Conditional Introduction
If you need to prove a conditional, identify the antecedent and consequent of
the conditional that you want to prove. Set up a subproof with the antecedent as its assumption, and
the consequent as its last line. Then get the conditional as the first step
after the subproof, by Conditional Introduction. Make sure the assumption
of the subproof is the antecedent of the conditional you are trying to prove,
not the antecedent of some conditional you have as a premise or an
earlier line!
Disjunction Elimination
On the other hand, if you are doing disjunction elimination, you need to look at
a disjunction that you do have as a premise or an earlier line of the proof. Set
up a subproof for each disjunct of the disjunction. The last line of every one
of the subproofs should be the conclusion you are trying to reach. Then the
first line after the subproofs will be the conclusion you reached as the last
line of each subproof, by Disjunction Elimination.
Negation Introduction
Assume the opposite of what you want to prove. Derive a contradiction as the
last line of the subproof. Get what you want by Negation Introduction as the
first line after the subproof.
Subproofs in General
Never start a subproof unless you know what rule you are using it for, what the
assumption should be, what the last line of the subproof should be, and what the
first line after the subproof will be.
Quantifier Proofs
As a general rule of thumb, you will want to apply the various sorts of rules in
the following order. (The general idea is (a) to do quantifier eliminations to
get propositional formulas, then use the propositional rules, then use
quantifier introduction rules to get back to quantifier statements, but this is
complicated by (b) the need to use the rules that have more restrictions earlier
than rules that have fewer restrictions so that you can use the same constants
as often as possible.)
General Advice on Proofs
General Strategy for Constructing a Proof
1 - look at the premises and see whether any elimination rules apply (i.e. if you have a conjunction, you'll probably want to use conjunction Elim; if you have a disjunction, you'll probably want to use disjunction Elim; etc. One exception is that negation Elim is not useful on garden-variety negations, but only on double negations).

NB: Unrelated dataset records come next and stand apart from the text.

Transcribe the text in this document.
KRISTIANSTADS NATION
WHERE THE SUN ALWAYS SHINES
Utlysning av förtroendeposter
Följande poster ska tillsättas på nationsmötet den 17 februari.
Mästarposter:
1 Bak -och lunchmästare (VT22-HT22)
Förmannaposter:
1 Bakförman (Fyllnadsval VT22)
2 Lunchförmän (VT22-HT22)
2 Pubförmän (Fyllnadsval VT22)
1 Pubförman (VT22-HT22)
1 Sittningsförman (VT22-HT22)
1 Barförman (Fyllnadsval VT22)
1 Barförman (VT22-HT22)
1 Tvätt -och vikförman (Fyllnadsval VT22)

2 - look at the conclusion and see whether any intro rules would get you there (if the conclusion is a conjunction, it's usually easiest to derive the conjuncts separately and then use conjunction Intro to get the final conclusion; if the conclusion is a negation, it may be a good idea to try to get it by negation Intro. One exception: disjunction Intro is usually not the best way to derive a disjunction, because often you won't be able to prove the disjuncts separately.)
3 - if it looks like nothing else will work, try negation intro.
If you've derived a new line, or you've made an assumption to get a subproof going, repeat #1 for that line.
If you see a good way to get the conclusion if you could get an intermediate step, repeat #2 for the intermediate step.
Keep on going until, working forward from the premises and backward from the conclusion, the two chains of reasoning meet in the middle (hopefully!).